If I get a ResultSet object from Statement and close the Statement and Connection before and then try to access the ResultSet, it gives me an Exception. Now, the question is how it is implemented from coding perspective?
How is what implemented? When you ask for data, it gets read from the database. If you're not connected to the database, you can't get the data.
If you need this functionality, have a look at CachedRowSet in the JDBC extensions.
Joined: Jan 07, 2005
Thanks for replying David ... I will have a look into CachedRowSet. Meanwhile, just wanted to know, when we get the ResultSet, is the ResultSet object is populated with values at that time or, whenever we access it ( say, resultSet.next() ) it goes to DB and fetches the data?
I know this doesn't completely answer your question, but my understanding is that the Statement needs to remain open until you're done with the ResultSet.

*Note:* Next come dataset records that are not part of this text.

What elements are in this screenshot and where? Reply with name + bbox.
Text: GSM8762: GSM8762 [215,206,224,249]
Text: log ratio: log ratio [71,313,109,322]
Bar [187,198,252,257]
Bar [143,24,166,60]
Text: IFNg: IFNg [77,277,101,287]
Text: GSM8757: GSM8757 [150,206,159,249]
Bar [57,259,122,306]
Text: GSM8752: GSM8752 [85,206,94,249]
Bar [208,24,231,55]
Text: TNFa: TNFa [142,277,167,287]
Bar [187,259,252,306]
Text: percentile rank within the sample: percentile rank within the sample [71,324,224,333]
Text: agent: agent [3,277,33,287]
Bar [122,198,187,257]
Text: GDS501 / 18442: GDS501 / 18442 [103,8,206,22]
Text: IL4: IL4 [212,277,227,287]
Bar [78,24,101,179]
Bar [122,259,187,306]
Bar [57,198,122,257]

Usually we have an object that's responsible for interacting with the database, so when an object needs to load data into a ResultSet, it creates that database handler object, gets a ResultSet and uses it and closes it, and then it closes that database handler object (meaning it calls a method that tells the database handler to close the still open Statement object).
Originally posted by Sudipto Ghosh: when we get the ResultSet, is the ResultSet object is populated with values at that time or, whenever we access it ( say, resultSet.next() ) it goes to DB and fetches the data?
It depends on the driver as it would be possible to load the whole result set if you had enough RAM. However, in general the result set has a handle to an open cursor on the database that is used to retrieve data as you call next(). Imagine executing a query that returns 200 million rows of 40 columns each (I know, who does this, yadda yadda). As well, you may only need the first row, so reading all data ahead of time would be wasted effort in some cases.
Long story short, close the ResultSet, then close the Statement and Connection if you're done with them.